Può essere un ottimo modo per combinare un po' di alpinismo classico e una bella discesa in sci (le possibilità sono molteplici e di difficoltà diverse: per la via di salita, per la Nord del monte Ambin e risalita al colle del Sommeiller, per la normale al passo dei Fourneaux o il canalone SO).

descrizione itinerario:
Per l'avvicinamento le alternative sono due: si può salire al colle del Sommeiller lungo la strada (di solito il pian dei morti, ca 2500m, non è raggiungibile in auto prima di metà-fine giugno), quindi raggiunto il valico si scende leggermente sul ghiacciaio del Sommeiller e si sale in direzione della parete Nord.
Altrimenti si può seguire la normale scialpinistica al Sommeiller fino al grosso pianoro a quota 2750-2800m, dove si ha ben visibile davanti la mole del Sommeiller (versante Ovest); di lì si traversa con qualche saliscendi fino ad un colletto in prossimità di un caratteristico torrione della cresta N-NO (in corrispondenza dell'arrivo del vecchio ski-lift, vedi foto).
Una volta messo piede sul ghiacciaio (di solito abbastanza tranquillo, presenta qualche crepaccio nella parte bassa e una terminale che non si fa vedere prima di metà giugno) puntare all'avvallamento a metà parete dove scende un poco marcato canale che porta direttamente in vetta; poco a monte della conoide e della terminale vi è una strettoia che può essere in ghiaccio (55-60° per 5-6m) oppure una fascia di rocce levigate che complica di molto il passaggio. In tal caso è possibile passare qualche metro a dx sfruttando una rampa/canale (misto possibile anche qui con scarso innevamento) e ritornare a sx oppure proseguire paralleli al solco principale.
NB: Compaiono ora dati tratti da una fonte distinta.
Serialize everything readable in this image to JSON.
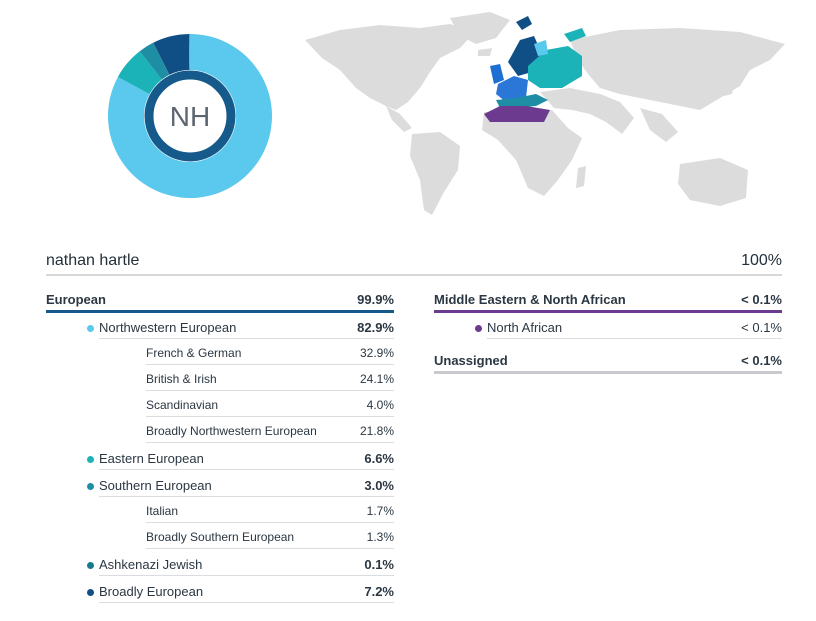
{
  "avatar": {
    "initials": "NH"
  },
  "donut": {
    "segments": [
      {
        "name": "Northwestern European",
        "value": 82.9,
        "color": "#5bc8ee"
      },
      {
        "name": "Eastern European",
        "value": 6.6,
        "color": "#1bb3b8"
      },
      {
        "name": "Southern European",
        "value": 3.0,
        "color": "#1d8ea4"
      },
      {
        "name": "Ashkenazi Jewish",
        "value": 0.1,
        "color": "#167b8d"
      },
      {
        "name": "Broadly European",
        "value": 7.2,
        "color": "#0f4f86"
      },
      {
        "name": "Middle Eastern & North African",
        "value": 0.1,
        "color": "#6c3a8e"
      },
      {
        "name": "Unassigned",
        "value": 0.1,
        "color": "#c7c7c7"
      }
    ],
    "ring_color": "#155a8a"
  },
  "header": {
    "name": "nathan hartle",
    "total": "100%"
  },
  "left": {
    "european": {
      "label": "European",
      "value": "99.9%"
    },
    "nw": {
      "label": "Northwestern European",
      "value": "82.9%",
      "color": "#5bc8ee"
    },
    "french": {
      "label": "French & German",
      "value": "32.9%"
    },
    "british": {
      "label": "British & Irish",
      "value": "24.1%"
    },
    "scand": {
      "label": "Scandinavian",
      "value": "4.0%"
    },
    "bnw": {
      "label": "Broadly Northwestern European",
      "value": "21.8%"
    },
    "eastern": {
      "label": "Eastern European",
      "value": "6.6%",
      "color": "#1bb3b8"
    },
    "southern": {
      "label": "Southern European",
      "value": "3.0%",
      "color": "#1d8ea4"
    },
    "italian": {
      "label": "Italian",
      "value": "1.7%"
    },
    "bsouth": {
      "label": "Broadly Southern European",
      "value": "1.3%"
    },
    "ashk": {
      "label": "Ashkenazi Jewish",
      "value": "0.1%",
      "color": "#167b8d"
    },
    "beuro": {
      "label": "Broadly European",
      "value": "7.2%",
      "color": "#0f4f86"
    }
  },
  "right": {
    "mena": {
      "label": "Middle Eastern & North African",
      "value": "< 0.1%"
    },
    "nafrican": {
      "label": "North African",
      "value": "< 0.1%",
      "color": "#6c3a8e"
    },
    "unassigned": {
      "label": "Unassigned",
      "value": "< 0.1%"
    }
  }
}
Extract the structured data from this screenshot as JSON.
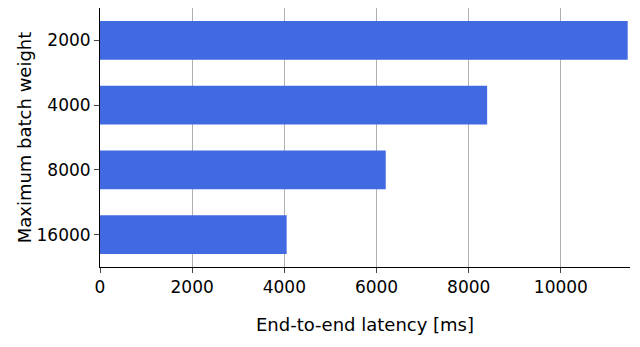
{
  "chart_data": {
    "type": "bar",
    "orientation": "horizontal",
    "categories": [
      "2000",
      "4000",
      "8000",
      "16000"
    ],
    "values": [
      11450,
      8400,
      6200,
      4050
    ],
    "color": "#4169e1",
    "xlabel": "End-to-end latency [ms]",
    "ylabel": "Maximum batch weight",
    "xlim": [
      0,
      11500
    ],
    "xticks": [
      0,
      2000,
      4000,
      6000,
      8000,
      10000
    ],
    "grid": true
  }
}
Varianti: qualora l'itinerario diretto non fosse in condizioni si può ripiegare su uno dei due canali posti ad un centinaio di metri a sx (est). Sono due canali paralleli più brevi dell'itinerario diretto e che presentano quello di sx una strettoia all'inizio, mentre quello di dx una strettoia a metà. Entrambi hanno una pendenza costante tra i 45°-50° e qualche tratto con qualcosa in più. Dall'uscita andare a dx sulla facile cresta Est che in breve porta in vetta. Difficoltà di questi percorsi AD-.

Discesa o a piedi per la normale al passo dei Fourneaux o per il canale SO o in sci per uno dei vari itinerari già elencati.